The first option is to choose the address you want to forward all you emails to.
this option is only valid if you are forwarding messages to ONE recipient. If you want to forward ALL messages to multiple recipients you need to configure filters
Nifty solution. Filters/rules are helpful for more than forwarding. E.g., Gmail messages that I accessed via Apple mail would often come through marked “Important” for reasons known only to gremlins. Thanks to your tip, they no longer do.
“You know that there is a built in option to do that, right?
Settings -> Forwarding and POP/IMAP.
The first option is to choose the address you want to forward all you emails to.”
The different between a filter/forward and forward is that filter/forward can forward to multiple email address.
a forward can only send to one email address.
Wow, thanks, neat workaround! Exactly what I needed haha!
@Arik, that feature simply resends the email. If you want to “decorate” the email in some way, for example, add the tag “[EMAIL2]” to the subjectm then you have to use a filter.
@Arik unfortunately some mail does goes into the spam.
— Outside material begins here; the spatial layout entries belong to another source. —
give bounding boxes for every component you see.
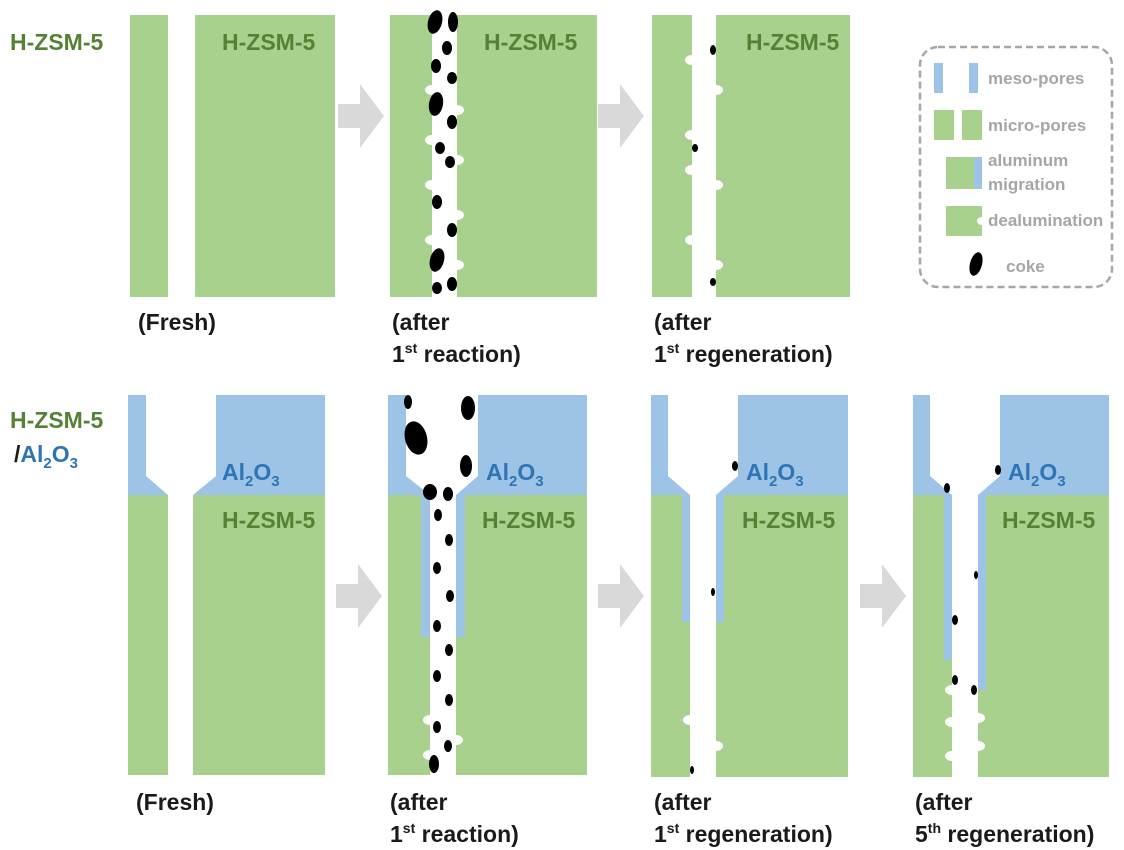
legend-item-meso-pores: meso-pores — [934, 63, 1084, 93]
svg-text:micro-pores: micro-pores — [988, 116, 1086, 135]
svg-text:meso-pores: meso-pores — [988, 69, 1084, 88]
block-label-alumina: Al2O3 — [486, 459, 544, 490]
aluminum-migration — [944, 495, 952, 660]
arrow-right-icon — [336, 564, 382, 628]
row2-panel-after-regeneration: Al2O3 H-ZSM-5 (after 1st regeneration) — [651, 395, 848, 847]
caption-after-regeneration: (after — [654, 789, 712, 815]
zeolite-left-wall — [390, 15, 432, 297]
legend-item-dealumination: dealumination — [946, 206, 1103, 236]
zeolite-right-block — [195, 15, 335, 297]
block-label-zeolite: H-ZSM-5 — [222, 29, 315, 55]
legend: meso-pores micro-pores aluminum migratio… — [918, 45, 1114, 289]
aluminum-migration — [682, 495, 690, 622]
block-label-zeolite: H-ZSM-5 — [746, 29, 839, 55]
dealumination-notches — [685, 55, 723, 270]
svg-text:dealumination: dealumination — [988, 211, 1103, 230]
coke-deposits — [692, 45, 716, 286]
caption-after-regeneration: (after — [654, 309, 712, 335]
aluminum-migration — [978, 495, 986, 690]
caption-after-regeneration-line2: 1st regeneration) — [654, 340, 833, 367]
block-label-zeolite: H-ZSM-5 — [742, 507, 835, 533]
arrow-right-icon — [338, 84, 384, 148]
svg-text:aluminum: aluminum — [988, 151, 1068, 170]
arrow-right-icon — [860, 564, 906, 628]
aluminum-migration — [716, 495, 724, 622]
pore-channel — [146, 395, 216, 775]
caption-after-reaction: (after — [390, 789, 448, 815]
block-label-alumina: Al2O3 — [1008, 459, 1066, 490]
caption-after-reaction-line2: 1st reaction) — [392, 340, 521, 367]
row1-sample-label: H-ZSM-5 — [10, 29, 103, 55]
caption-after-regeneration-line2: 1st regeneration) — [654, 820, 833, 847]
coke-deposits — [427, 10, 458, 294]
legend-item-micro-pores: micro-pores — [934, 110, 1086, 140]
dealumination-notches — [423, 715, 463, 760]
block-label-zeolite: H-ZSM-5 — [482, 507, 575, 533]
dealumination-notches — [945, 685, 985, 761]
caption-fresh: (Fresh) — [136, 789, 214, 815]
zeolite-left-wall — [652, 15, 692, 297]
row2-sample-label: H-ZSM-5 — [10, 407, 103, 433]
coke-deposits — [690, 461, 738, 774]
arrow-right-icon — [598, 84, 644, 148]
caption-fresh: (Fresh) — [138, 309, 216, 335]
zeolite-layer — [913, 495, 1109, 777]
pore-channel — [668, 395, 738, 777]
zeolite-right-block — [716, 15, 850, 297]
legend-item-aluminum-migration: aluminum migration — [946, 151, 1068, 194]
svg-text:coke: coke — [1006, 257, 1045, 276]
row2-sample-label-alumina: /Al2O3 — [14, 441, 78, 472]
legend-item-coke: coke — [969, 252, 1045, 276]
aluminum-migration — [456, 495, 465, 637]
legend-border — [918, 45, 1114, 289]
zeolite-layer — [128, 495, 325, 775]
zeolite-left-wall — [130, 15, 168, 297]
block-label-alumina: Al2O3 — [222, 459, 280, 490]
caption-after-5th-regeneration: (after — [915, 789, 973, 815]
block-label-zeolite: H-ZSM-5 — [1002, 507, 1095, 533]
caption-after-reaction: (after — [392, 309, 450, 335]
zeolite-layer — [388, 495, 587, 775]
caption-after-5th-regeneration-line2: 5th regeneration) — [915, 820, 1094, 847]
coke-deposits — [944, 465, 1001, 695]
block-label-zeolite: H-ZSM-5 — [222, 507, 315, 533]
caption-after-reaction-line2: 1st reaction) — [390, 820, 519, 847]
svg-text:migration: migration — [988, 175, 1065, 194]
arrow-right-icon — [598, 564, 644, 628]
coke-deposits — [404, 395, 475, 773]
row2-panel-after-5th-regeneration: Al2O3 H-ZSM-5 (after 5th regeneration) — [913, 395, 1109, 847]
block-label-zeolite: H-ZSM-5 — [484, 29, 577, 55]
block-label-alumina: Al2O3 — [746, 459, 804, 490]
row2-panel-after-reaction: Al2O3 H-ZSM-5 (after 1st reaction) — [388, 395, 587, 847]
row1-panel-fresh: H-ZSM-5 (Fresh) — [130, 15, 335, 335]
aluminum-migration — [421, 495, 430, 637]
row1-panel-after-reaction: H-ZSM-5 (after 1st reaction) — [390, 10, 597, 367]
row1-panel-after-regeneration: H-ZSM-5 (after 1st regeneration) — [652, 15, 850, 367]
zeolite-layer — [651, 495, 848, 777]
row2-panel-fresh: Al2O3 H-ZSM-5 (Fresh) — [128, 395, 325, 815]
coke-icon — [969, 252, 983, 276]
dealumination-notches — [683, 715, 723, 751]
zeolite-right-block — [457, 15, 597, 297]
dealumination-notches — [425, 85, 464, 270]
Of course, there is always the possibility that there is an email with that character sequence. Best way to do it is with the “Smaller Than” Filer, and set it to something like 7000 mb
Yes, forward works with one address at a time only though.
You can also do “larger than: 0 bytes”
This will return even a blank email with no subject or body; and that way you don’t accidentally miss a message containing your random text
If your filter has “from:(-me)” then sent items will be excluded..
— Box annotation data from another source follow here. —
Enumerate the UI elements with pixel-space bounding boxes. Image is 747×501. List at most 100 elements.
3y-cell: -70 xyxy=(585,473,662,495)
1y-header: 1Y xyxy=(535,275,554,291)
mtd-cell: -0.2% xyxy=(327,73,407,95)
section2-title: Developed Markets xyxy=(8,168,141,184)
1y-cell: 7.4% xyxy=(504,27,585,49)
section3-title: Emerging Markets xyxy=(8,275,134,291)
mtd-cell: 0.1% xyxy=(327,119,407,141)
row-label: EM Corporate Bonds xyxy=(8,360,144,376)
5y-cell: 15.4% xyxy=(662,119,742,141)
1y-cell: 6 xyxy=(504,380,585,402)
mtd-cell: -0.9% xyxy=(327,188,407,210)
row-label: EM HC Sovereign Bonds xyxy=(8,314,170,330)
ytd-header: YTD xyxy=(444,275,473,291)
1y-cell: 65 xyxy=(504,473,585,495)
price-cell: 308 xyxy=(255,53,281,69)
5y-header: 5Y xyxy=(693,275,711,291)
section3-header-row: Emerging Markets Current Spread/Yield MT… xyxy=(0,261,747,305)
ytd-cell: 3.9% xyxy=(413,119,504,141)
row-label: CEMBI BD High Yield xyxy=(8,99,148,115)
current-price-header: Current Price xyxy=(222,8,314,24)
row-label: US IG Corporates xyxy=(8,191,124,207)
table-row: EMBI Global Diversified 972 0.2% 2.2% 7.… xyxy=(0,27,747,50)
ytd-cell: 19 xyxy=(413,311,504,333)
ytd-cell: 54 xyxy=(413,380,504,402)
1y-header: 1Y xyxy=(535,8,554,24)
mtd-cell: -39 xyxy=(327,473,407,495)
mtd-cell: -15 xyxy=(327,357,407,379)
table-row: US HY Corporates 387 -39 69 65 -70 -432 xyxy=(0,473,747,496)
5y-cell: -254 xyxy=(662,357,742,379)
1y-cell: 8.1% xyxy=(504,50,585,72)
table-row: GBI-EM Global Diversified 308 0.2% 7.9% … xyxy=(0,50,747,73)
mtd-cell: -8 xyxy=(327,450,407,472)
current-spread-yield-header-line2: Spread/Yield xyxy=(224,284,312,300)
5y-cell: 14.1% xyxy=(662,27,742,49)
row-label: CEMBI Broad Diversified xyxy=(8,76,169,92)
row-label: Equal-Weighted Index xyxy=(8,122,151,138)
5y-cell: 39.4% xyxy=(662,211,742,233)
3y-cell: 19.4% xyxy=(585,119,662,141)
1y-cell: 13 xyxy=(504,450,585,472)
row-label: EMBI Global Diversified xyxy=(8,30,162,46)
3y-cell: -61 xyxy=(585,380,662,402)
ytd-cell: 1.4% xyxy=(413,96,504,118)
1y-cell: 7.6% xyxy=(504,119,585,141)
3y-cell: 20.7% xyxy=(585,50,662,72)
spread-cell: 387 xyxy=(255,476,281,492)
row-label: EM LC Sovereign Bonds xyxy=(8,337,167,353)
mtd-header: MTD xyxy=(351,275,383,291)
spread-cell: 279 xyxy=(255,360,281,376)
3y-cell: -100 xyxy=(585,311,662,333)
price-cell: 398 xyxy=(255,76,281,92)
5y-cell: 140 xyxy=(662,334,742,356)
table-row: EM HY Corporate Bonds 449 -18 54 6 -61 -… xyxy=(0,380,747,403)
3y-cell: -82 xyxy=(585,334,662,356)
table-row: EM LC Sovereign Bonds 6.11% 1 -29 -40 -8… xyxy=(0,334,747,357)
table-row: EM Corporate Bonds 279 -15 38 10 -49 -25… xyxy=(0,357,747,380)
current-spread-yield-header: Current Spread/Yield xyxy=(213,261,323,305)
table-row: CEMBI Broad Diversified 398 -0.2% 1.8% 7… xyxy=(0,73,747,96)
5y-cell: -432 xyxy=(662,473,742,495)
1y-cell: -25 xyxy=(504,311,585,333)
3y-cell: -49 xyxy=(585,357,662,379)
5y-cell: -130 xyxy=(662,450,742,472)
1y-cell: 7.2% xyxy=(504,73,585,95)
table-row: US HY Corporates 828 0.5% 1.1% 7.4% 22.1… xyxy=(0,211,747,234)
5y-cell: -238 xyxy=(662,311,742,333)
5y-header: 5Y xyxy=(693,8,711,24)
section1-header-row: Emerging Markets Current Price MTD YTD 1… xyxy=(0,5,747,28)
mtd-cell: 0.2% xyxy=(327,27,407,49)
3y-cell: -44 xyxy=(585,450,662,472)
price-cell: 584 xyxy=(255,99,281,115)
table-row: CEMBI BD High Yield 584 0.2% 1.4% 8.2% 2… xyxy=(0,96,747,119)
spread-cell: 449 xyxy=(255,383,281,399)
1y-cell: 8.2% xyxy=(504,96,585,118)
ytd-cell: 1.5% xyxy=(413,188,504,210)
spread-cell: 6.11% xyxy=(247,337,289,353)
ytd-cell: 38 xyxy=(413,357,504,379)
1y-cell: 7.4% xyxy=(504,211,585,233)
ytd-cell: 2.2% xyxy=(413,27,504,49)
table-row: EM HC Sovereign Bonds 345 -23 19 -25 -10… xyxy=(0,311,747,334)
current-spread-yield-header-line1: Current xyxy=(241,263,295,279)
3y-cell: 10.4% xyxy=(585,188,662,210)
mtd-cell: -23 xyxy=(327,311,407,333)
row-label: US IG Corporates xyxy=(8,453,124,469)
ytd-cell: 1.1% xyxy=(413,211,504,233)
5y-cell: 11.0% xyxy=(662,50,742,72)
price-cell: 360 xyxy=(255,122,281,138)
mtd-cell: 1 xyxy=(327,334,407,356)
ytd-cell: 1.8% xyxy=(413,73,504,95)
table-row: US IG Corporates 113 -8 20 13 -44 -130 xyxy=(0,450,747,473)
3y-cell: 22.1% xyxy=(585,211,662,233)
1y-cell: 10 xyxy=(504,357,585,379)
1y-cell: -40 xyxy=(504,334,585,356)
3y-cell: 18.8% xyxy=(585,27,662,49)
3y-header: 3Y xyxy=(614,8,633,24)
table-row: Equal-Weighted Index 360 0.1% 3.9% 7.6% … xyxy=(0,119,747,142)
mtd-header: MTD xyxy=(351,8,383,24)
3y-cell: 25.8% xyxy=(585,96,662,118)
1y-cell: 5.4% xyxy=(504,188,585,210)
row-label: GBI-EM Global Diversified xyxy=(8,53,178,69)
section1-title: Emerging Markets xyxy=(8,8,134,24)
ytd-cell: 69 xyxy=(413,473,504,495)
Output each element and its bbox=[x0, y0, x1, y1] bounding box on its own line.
BRILLIANT suggestion! It works with all receiving settings (“To”, “Cc” and “Bcc”)… You’re a genius, thanks so much!
Glad to help!!
I searched for this answer and found it, thanks!
Thanks. very helpfull
Thanks, it makes sense!
Shere genius XD
I’m with some of the others who are kicking themselves for not being the brilliant one to think up this solution. Thanks so much for sharing, you saved my brain a lot of work today!
You can also put * to any of the fields.
great simple idea. You are the man, thank you for sharing that!
Brilliant!
4 years later, and still helping, thanks.
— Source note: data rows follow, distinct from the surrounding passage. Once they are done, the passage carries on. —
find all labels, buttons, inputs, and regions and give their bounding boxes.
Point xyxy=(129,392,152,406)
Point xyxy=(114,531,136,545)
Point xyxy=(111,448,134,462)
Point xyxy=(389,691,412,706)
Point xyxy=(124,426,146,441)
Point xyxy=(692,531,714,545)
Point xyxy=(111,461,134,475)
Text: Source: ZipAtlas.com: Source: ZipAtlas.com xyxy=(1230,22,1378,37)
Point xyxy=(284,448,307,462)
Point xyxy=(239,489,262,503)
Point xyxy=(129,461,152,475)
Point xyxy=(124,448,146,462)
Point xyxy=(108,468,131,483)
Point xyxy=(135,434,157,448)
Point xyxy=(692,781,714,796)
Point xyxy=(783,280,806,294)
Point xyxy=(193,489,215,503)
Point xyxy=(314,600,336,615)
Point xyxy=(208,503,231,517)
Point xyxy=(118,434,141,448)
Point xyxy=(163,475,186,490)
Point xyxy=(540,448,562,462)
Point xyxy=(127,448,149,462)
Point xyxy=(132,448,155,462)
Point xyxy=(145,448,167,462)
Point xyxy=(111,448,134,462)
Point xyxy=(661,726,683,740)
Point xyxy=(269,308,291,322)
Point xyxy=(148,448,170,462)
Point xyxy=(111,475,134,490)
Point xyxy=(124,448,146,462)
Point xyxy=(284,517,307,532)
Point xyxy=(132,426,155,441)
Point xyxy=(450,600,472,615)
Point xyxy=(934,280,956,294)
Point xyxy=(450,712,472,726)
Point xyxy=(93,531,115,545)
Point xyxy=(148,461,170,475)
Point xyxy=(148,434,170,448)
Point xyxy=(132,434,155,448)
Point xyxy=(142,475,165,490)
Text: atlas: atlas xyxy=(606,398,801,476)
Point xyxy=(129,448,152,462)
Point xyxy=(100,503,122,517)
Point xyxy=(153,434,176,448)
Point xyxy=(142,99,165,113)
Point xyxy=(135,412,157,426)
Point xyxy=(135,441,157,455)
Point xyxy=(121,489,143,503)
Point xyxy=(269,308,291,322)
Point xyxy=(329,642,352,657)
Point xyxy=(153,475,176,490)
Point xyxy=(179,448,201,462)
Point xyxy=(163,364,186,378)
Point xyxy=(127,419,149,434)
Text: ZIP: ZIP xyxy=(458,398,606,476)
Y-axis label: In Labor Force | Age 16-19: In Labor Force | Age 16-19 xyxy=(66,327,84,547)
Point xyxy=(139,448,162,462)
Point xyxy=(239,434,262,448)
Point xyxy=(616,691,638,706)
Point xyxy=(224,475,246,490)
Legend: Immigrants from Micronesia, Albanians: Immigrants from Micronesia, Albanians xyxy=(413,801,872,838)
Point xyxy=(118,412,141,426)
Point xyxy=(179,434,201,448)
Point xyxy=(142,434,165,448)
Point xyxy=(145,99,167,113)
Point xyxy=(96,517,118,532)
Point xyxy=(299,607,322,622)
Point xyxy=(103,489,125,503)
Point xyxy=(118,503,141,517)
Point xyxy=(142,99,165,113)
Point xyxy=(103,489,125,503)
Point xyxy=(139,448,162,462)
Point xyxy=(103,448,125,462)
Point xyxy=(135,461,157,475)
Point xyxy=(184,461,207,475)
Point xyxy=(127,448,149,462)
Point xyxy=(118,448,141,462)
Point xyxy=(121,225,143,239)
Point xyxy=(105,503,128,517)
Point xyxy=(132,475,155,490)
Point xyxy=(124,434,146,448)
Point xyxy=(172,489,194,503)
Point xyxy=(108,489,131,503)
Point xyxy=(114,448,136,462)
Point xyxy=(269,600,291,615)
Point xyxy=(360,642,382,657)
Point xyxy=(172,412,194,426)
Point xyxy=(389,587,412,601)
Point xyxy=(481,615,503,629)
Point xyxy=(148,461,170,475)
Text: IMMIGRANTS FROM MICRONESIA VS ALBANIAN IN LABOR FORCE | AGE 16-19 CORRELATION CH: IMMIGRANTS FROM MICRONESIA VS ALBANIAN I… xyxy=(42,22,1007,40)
Thanks a million bro!!!! Love you for this!!
Thanks so much
it is working
Still a greats solution!!! Thanks!
Oh thank you ! =)
Years has passed and no such function has ever been introduced to gmail. Shame. However, I’ve found a slightly more elegant solution. Set a filter for messages that contain:
{cutelittlekitty -cutelittlekitty}
The letter string is arbitrary of course. The point is, braces make gmail search for both the mails that do and do not contain the string – making every possible message a match. (Contrary to parentheses that would always give 0 results here).
One more solution: to set filter “From: (*)”
HELP!! I can’t get the filter to work after repeated attempts. I have a mailbox that is to be autoforwarded to several others hence the need for a filter. I setup the filter for anything matching the to address and I also did one for the example here. NOTHING WORKS!. There are no filters setup though I try again to set one up for one already done I get a message the a filter exists though not on the list of filters. HELP!!
Hmm…is there a chance that the filter would result in a loop? I’ve noticed gmail is smart enough to know when it’s forwarding too many times to the same accounts and tries to prevent an infinite loop.